While in Dearborn v. Brown the court had earlier held that:

“[T]he past performance of services constitutes no consideration even for an express promise, unless they were performed at the express or implied request of the defendant, or unless they were done in performance of some duty or obligation resting on the defendant.”

To which it had been evident that no money had been exchanged for the readings, nor any express terms set out during their meetings. And so when summarising the fruitlessness of the claim, the court finally relied upon Johnson v. Kimball in which it had later held that:

“An executed gift is neither consideration for an express contract nor a ground for implying one as a fiction of law.”

Thus the claim was one without merit and so the suit was again dismissed to the relief of the surviving parties and the dismay of a wanton clairvoyant, although one might have expected her to learn of the outcome prior to any litigation.

Greiner v. Greiner (1930)

US Contract Law

Greiner v Greiner
Image: ‘Plaza Lights, Kansas City’ by Thomas Kinkade

Inducement of consideration on the part of a promisee to a contract, whether written or oral, is an action that while not seemingly of benefit to the promisor, requires completion of the gesture by lawful means should natural justice be seen to be done.

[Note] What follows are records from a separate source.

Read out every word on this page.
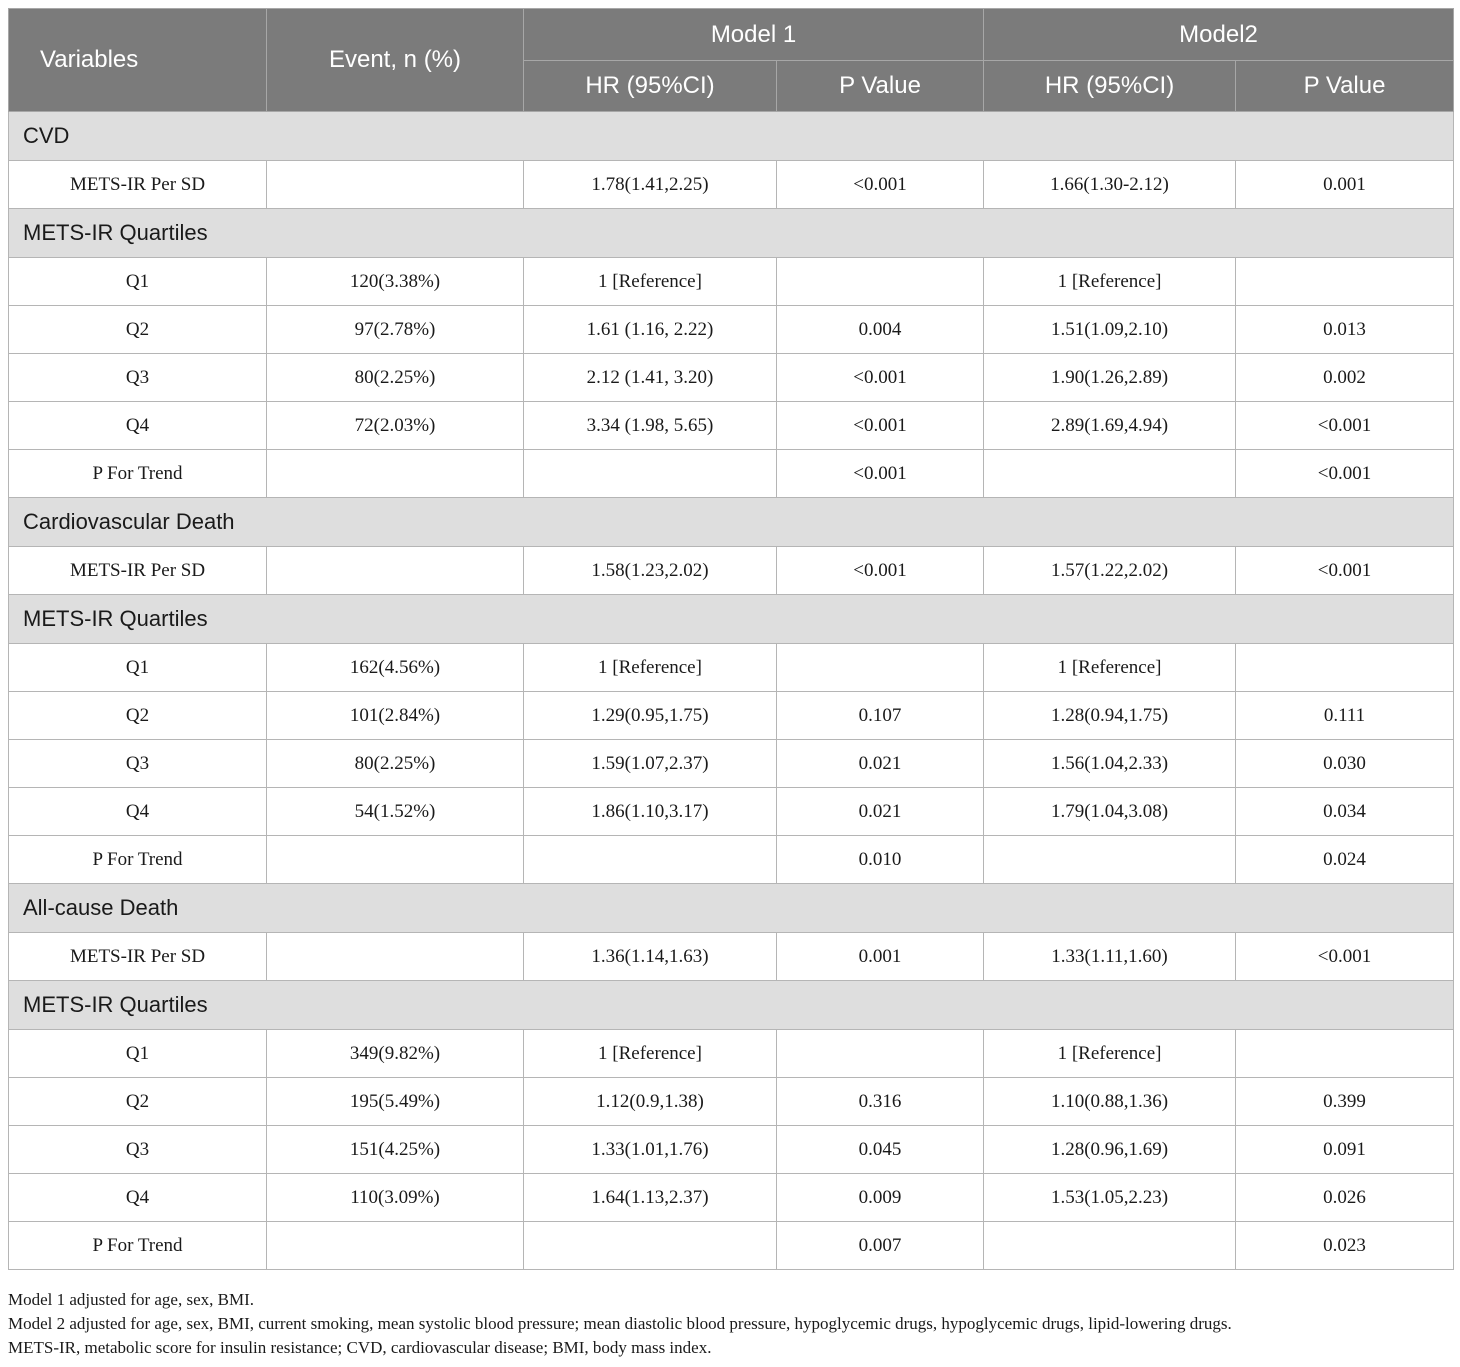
Variables	Event, n (%)	Model 1		Model2	
		HR (95%CI)	P Value	HR (95%CI)	P Value
CVD					
METS-IR Per SD		1.78(1.41,2.25)	<0.001	1.66(1.30-2.12)	0.001
METS-IR Quartiles					
Q1	120(3.38%)	1 [Reference]		1 [Reference]	
Q2	97(2.78%)	1.61 (1.16, 2.22)	0.004	1.51(1.09,2.10)	0.013
Q3	80(2.25%)	2.12 (1.41, 3.20)	<0.001	1.90(1.26,2.89)	0.002
Q4	72(2.03%)	3.34 (1.98, 5.65)	<0.001	2.89(1.69,4.94)	<0.001
P For Trend			<0.001		<0.001
Cardiovascular Death					
METS-IR Per SD		1.58(1.23,2.02)	<0.001	1.57(1.22,2.02)	<0.001
METS-IR Quartiles					
Q1	162(4.56%)	1 [Reference]		1 [Reference]	
Q2	101(2.84%)	1.29(0.95,1.75)	0.107	1.28(0.94,1.75)	0.111
Q3	80(2.25%)	1.59(1.07,2.37)	0.021	1.56(1.04,2.33)	0.030
Q4	54(1.52%)	1.86(1.10,3.17)	0.021	1.79(1.04,3.08)	0.034
P For Trend			0.010		0.024
All-cause Death					
METS-IR Per SD		1.36(1.14,1.63)	0.001	1.33(1.11,1.60)	<0.001
METS-IR Quartiles					
Q1	349(9.82%)	1 [Reference]		1 [Reference]	
Q2	195(5.49%)	1.12(0.9,1.38)	0.316	1.10(0.88,1.36)	0.399
Q3	151(4.25%)	1.33(1.01,1.76)	0.045	1.28(0.96,1.69)	0.091
Q4	110(3.09%)	1.64(1.13,2.37)	0.009	1.53(1.05,2.23)	0.026
P For Trend			0.007		0.023
Model 1 adjusted for age, sex, BMI.
Model 2 adjusted for age, sex, BMI, current smoking, mean systolic blood pressure; mean diastolic blood pressure, hypoglycemic drugs, hypoglycemic drugs, lipid-lowering drugs.
METS-IR, metabolic score for insulin resistance; CVD, cardiovascular disease; BMI, body mass index.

In 1926, the appellant inherited a substantial amount of land from one of her sons, after which she aimed to use it to make amends for her late husband’s death, whose own will had disinherited four of his children, while the remaining four became beneficiaries to portions of his estate.

By way of reparation, the appellant sought the counsel of a number of those children, while on a number of occasions, explaining that she intended for the respondent to relocate from his home in Logan County, to a plot estimated at around 80-97 acres in size. This became problematic for the respondent as he was indebted by way of mortgage and could not just ‘up sticks’ and move, at which point the appellant took steps to reassign the mortgage to herself, so as to allow the respondent to take up residence on the land set aside for him.

This was duly executed until around a year later, when the respondent was served with a notice to quit by one of his brothers, whereupon he sought remedy by way of a conveyance from the appellant to support his right to title. Given that the appellant was illiterate, it became apparent that she had not taken the steps needed to complete such a disposition, but had instead relied upon her own insistence that she would bequeath him the land by way of a will, which was yet to be drafted.

When heard at the district court, the judge ruled in favour of the respondent, whereupon the appellant contested it within the Supreme Court of Kansas. Here, reference was made to s.32 of the Restatement Law of Contracts which reads:

“In case of doubt an offer is interpreted as inviting the offeree to accept either by promising to perform what the offer requests or by rendering the performance, as the offeree chooses.”

While s.90 of the same document reads:

“A promise which the promisor should reasonably expect to induce action or forbearance of a definite and substantial character on the part of the promisee and which does induce such action or forbearance, is binding if injustice can be avoided only by enforcement of the promise.”

Which translated that despite a failure to endorse her intentions through written expression, the appellant had by virtue of her repeated declarations, created an enforceable contract of disposition that by extension had led to the relocation of the respondent on the pretence that title was both implied and ultimately due through either deed or testamentary powers. It was this irreversible fact that led the Court to uphold the previous decision and dismiss the appeal outright on grounds that financial remedy would not be sufficient to the cause in hand.